Voilà une question qui doit vous sembler incroyablement triviale. Et pourtant elle se pose quotidiennement aux francophones et n’est sans doute pas si anodine.
A vouloir y répondre, on serait d’abord tenté de botter en touche en classant la question de l’ordre de la sphère culturelle et privée. La décision de tutoyer ou voussoyer un tiers tient beaucoup à l’éducation des personnes en présence et à la nature de leur relation personnelle. Ensuite, une différence importante d’âge ou de responsabilité commandent souvent le voussoiement.
Au-delà de la dimension strictement personnelle, la pratique me paraît évoluer rapidement dans les entreprises. En une trentaine d’années, le tutoiement a beaucoup progressé en interne sans être toutefois aussi étendu que l’utilisation du prénom. Il y a cependant des différences entre secteurs d’activité – par exemple l’industrie ou le secteur parapublic me semblent tutoyer davantage en interne. De même, on tutoie plus facilement sur le terrain que dans la proximité des états-majors.
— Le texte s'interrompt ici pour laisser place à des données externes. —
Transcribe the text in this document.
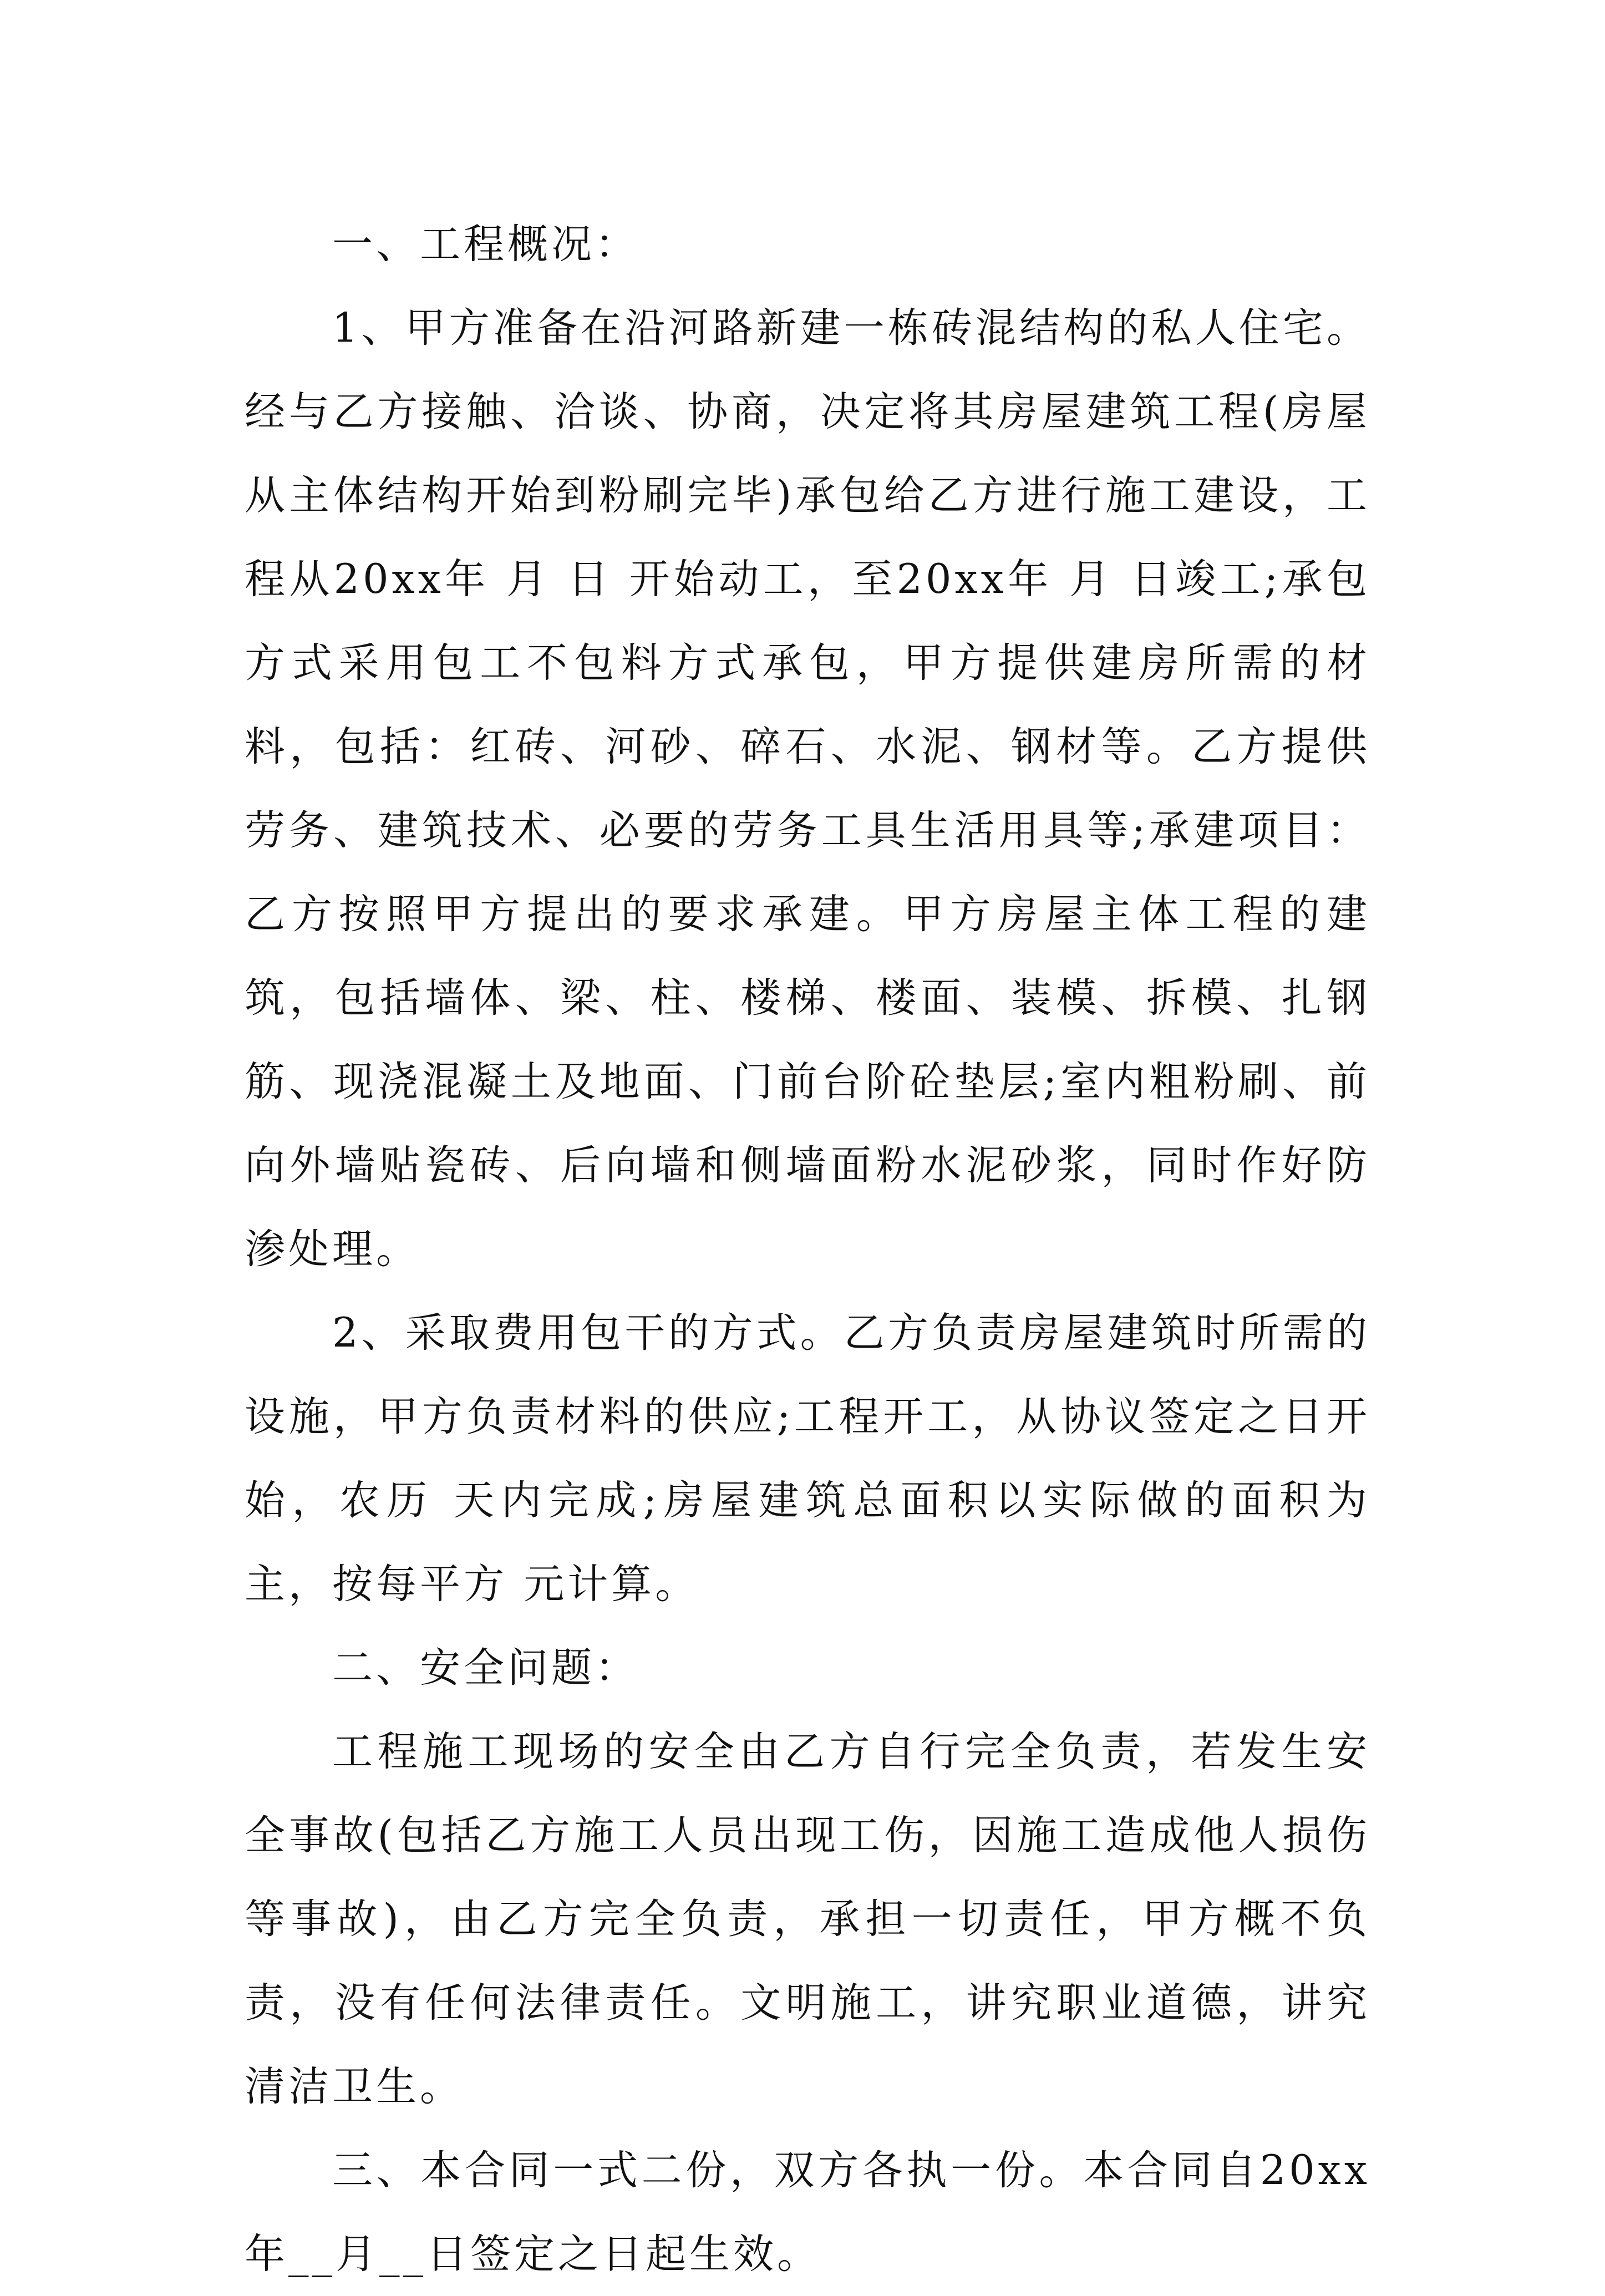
一、工程概况：

1、甲方准备在沿河路新建一栋砖混结构的私人住宅。经与乙方接触、洽谈、协商，决定将其房屋建筑工程(房屋从主体结构开始到粉刷完毕)承包给乙方进行施工建设，工程从20xx年 月 日 开始动工，至20xx年 月 日竣工;承包方式采用包工不包料方式承包，甲方提供建房所需的材料，包括：红砖、河砂、碎石、水泥、钢材等。乙方提供劳务、建筑技术、必要的劳务工具生活用具等;承建项目：乙方按照甲方提出的要求承建。甲方房屋主体工程的建筑，包括墙体、梁、柱、楼梯、楼面、装模、拆模、扎钢筋、现浇混凝土及地面、门前台阶砼垫层;室内粗粉刷、前向外墙贴瓷砖、后向墙和侧墙面粉水泥砂浆，同时作好防渗处理。

2、采取费用包干的方式。乙方负责房屋建筑时所需的设施，甲方负责材料的供应;工程开工，从协议签定之日开始，农历 天内完成;房屋建筑总面积以实际做的面积为主，按每平方 元计算。

二、安全问题：

工程施工现场的安全由乙方自行完全负责，若发生安全事故(包括乙方施工人员出现工伤，因施工造成他人损伤等事故)，由乙方完全负责，承担一切责任，甲方概不负责，没有任何法律责任。文明施工，讲究职业道德，讲究清洁卫生。

三、本合同一式二份，双方各执一份。本合同自20xx年__月__日签定之日起生效。
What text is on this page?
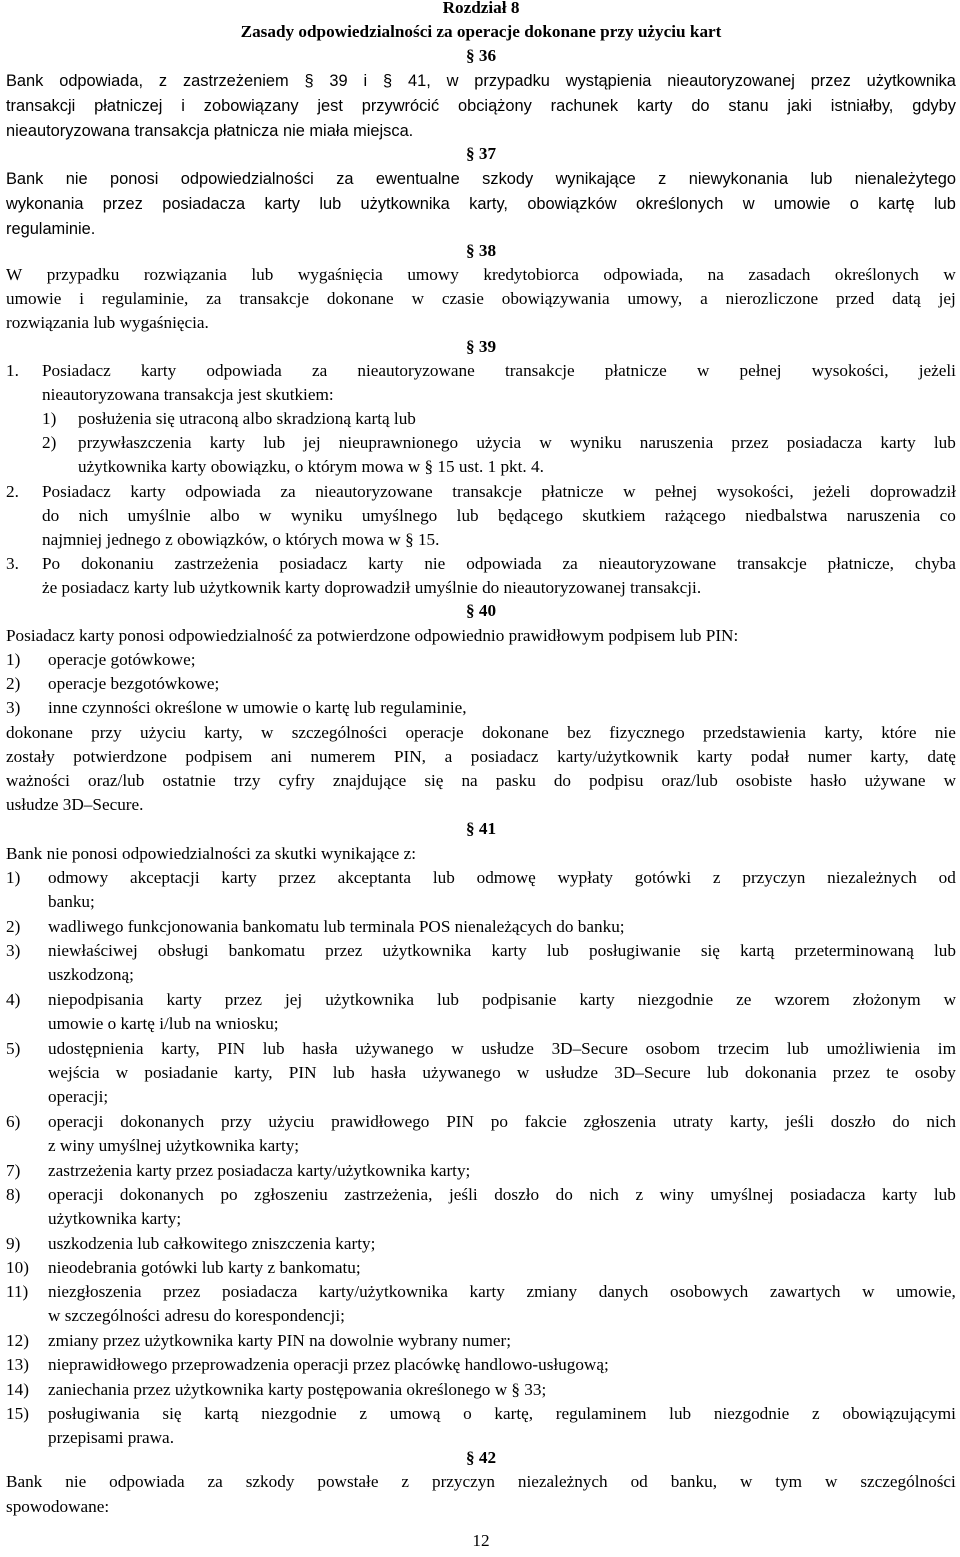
Rozdział 8
Zasady odpowiedzialności za operacje dokonane przy użyciu kart
§ 36
Bank odpowiada, z zastrzeżeniem § 39 i § 41, w przypadku wystąpienia nieautoryzowanej przez użytkownika
transakcji płatniczej i zobowiązany jest przywrócić obciążony rachunek karty do stanu jaki istniałby, gdyby
nieautoryzowana transakcja płatnicza nie miała miejsca.
§ 37
Bank nie ponosi odpowiedzialności za ewentualne szkody wynikające z niewykonania lub nienależytego
wykonania przez posiadacza karty lub użytkownika karty, obowiązków określonych w umowie o kartę lub
regulaminie.
§ 38
W przypadku rozwiązania lub wygaśnięcia umowy kredytobiorca odpowiada, na zasadach określonych w
umowie i regulaminie, za transakcje dokonane w czasie obowiązywania umowy, a nierozliczone przed datą jej
rozwiązania lub wygaśnięcia.
§ 39
1. Posiadacz karty odpowiada za nieautoryzowane transakcje płatnicze w pełnej wysokości, jeżeli
nieautoryzowana transakcja jest skutkiem:
1) posłużenia się utraconą albo skradzioną kartą lub
2) przywłaszczenia karty lub jej nieuprawnionego użycia w wyniku naruszenia przez posiadacza karty lub
użytkownika karty obowiązku, o którym mowa w § 15 ust. 1 pkt. 4.
2. Posiadacz karty odpowiada za nieautoryzowane transakcje płatnicze w pełnej wysokości, jeżeli doprowadził
do nich umyślnie albo w wyniku umyślnego lub będącego skutkiem rażącego niedbalstwa naruszenia co
najmniej jednego z obowiązków, o których mowa w § 15.
3. Po dokonaniu zastrzeżenia posiadacz karty nie odpowiada za nieautoryzowane transakcje płatnicze, chyba
że posiadacz karty lub użytkownik karty doprowadził umyślnie do nieautoryzowanej transakcji.
§ 40
Posiadacz karty ponosi odpowiedzialność za potwierdzone odpowiednio prawidłowym podpisem lub PIN:
1) operacje gotówkowe;
2) operacje bezgotówkowe;
3) inne czynności określone w umowie o kartę lub regulaminie,
dokonane przy użyciu karty, w szczególności operacje dokonane bez fizycznego przedstawienia karty, które nie
zostały potwierdzone podpisem ani numerem PIN, a posiadacz karty/użytkownik karty podał numer karty, datę
ważności oraz/lub ostatnie trzy cyfry znajdujące się na pasku do podpisu oraz/lub osobiste hasło używane w
usłudze 3D–Secure.
§ 41
Bank nie ponosi odpowiedzialności za skutki wynikające z:
1) odmowy akceptacji karty przez akceptanta lub odmowę wypłaty gotówki z przyczyn niezależnych od
banku;
2) wadliwego funkcjonowania bankomatu lub terminala POS nienależących do banku;
3) niewłaściwej obsługi bankomatu przez użytkownika karty lub posługiwanie się kartą przeterminowaną lub
uszkodzoną;
4) niepodpisania karty przez jej użytkownika lub podpisanie karty niezgodnie ze wzorem złożonym w
umowie o kartę i/lub na wniosku;
5) udostępnienia karty, PIN lub hasła używanego w usłudze 3D–Secure osobom trzecim lub umożliwienia im
wejścia w posiadanie karty, PIN lub hasła używanego w usłudze 3D–Secure lub dokonania przez te osoby
operacji;
6) operacji dokonanych przy użyciu prawidłowego PIN po fakcie zgłoszenia utraty karty, jeśli doszło do nich
z winy umyślnej użytkownika karty;
7) zastrzeżenia karty przez posiadacza karty/użytkownika karty;
8) operacji dokonanych po zgłoszeniu zastrzeżenia, jeśli doszło do nich z winy umyślnej posiadacza karty lub
użytkownika karty;
9) uszkodzenia lub całkowitego zniszczenia karty;
10) nieodebrania gotówki lub karty z bankomatu;
11) niezgłoszenia przez posiadacza karty/użytkownika karty zmiany danych osobowych zawartych w umowie,
w szczególności adresu do korespondencji;
12) zmiany przez użytkownika karty PIN na dowolnie wybrany numer;
13) nieprawidłowego przeprowadzenia operacji przez placówkę handlowo-usługową;
14) zaniechania przez użytkownika karty postępowania określonego w § 33;
15) posługiwania się kartą niezgodnie z umową o kartę, regulaminem lub niezgodnie z obowiązującymi
przepisami prawa.
§ 42
Bank nie odpowiada za szkody powstałe z przyczyn niezależnych od banku, w tym w szczególności
spowodowane:
12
Les choses se compliquent en externe et notamment avec les fournisseurs. Je constate que des acheteurs pourtant enclins à tutoyer dans leur vie personnelle ou au sein de leur propre entreprise mettent un point d’honneur à vouvoyer leurs fournisseurs indépendamment de l’ancienneté ou de la qualité de leurs relations. L’intention est louable : il s’agit de marquer une distance avec le fournisseur pour que la relation soit strictement professionnelle dans un cadre « contractuel » donné. Il s’agit de ne pas compromettre les intérêts de l’entreprise par sympathie pour une personne qui se trouve être un fournisseur. Certains parlent même de comportement éthique. L’acheteur se devrait d’être neutre et distant pour choisir ses fournisseurs de manière rationnelle et neutre.
Personnellement, en tant qu’acheteur, j’ai pris le parti inverse : créer les conditions les plus favorables de communication ouverte et sympathique tout en restant lucide, ferme et inflexible sur mes objectifs. D’une manière générale, une communication de qualité et une atmosphère agréable favorisent une réflexion plus débridée et l’éclosion de solutions pérennes qui conviennent aux parties présentes. En tant que vendeur de prestations de conseil, je crois avoir été commercialement plus flexible – voire plus « tendre » – avec les acheteurs qui avaient su créer rapidement une communication de qualité. Le tutoiement ne fait pas tout mais participe de cette démarche. Gare au vendeur, toutefois, qui « force » le tutoiement et une certaine familiarité : il ne fait rien d’autre que gripper la communication.
Si on voulait théoriser cela, on dirait que le tutoiement « mutuellement consenti » est une déclinaison naturelle du principe d’entreprise étendue : les fournisseurs importants en sont partie intégrante. Et c’est à ce titre que ses représentants sont tutoyés comme en interne.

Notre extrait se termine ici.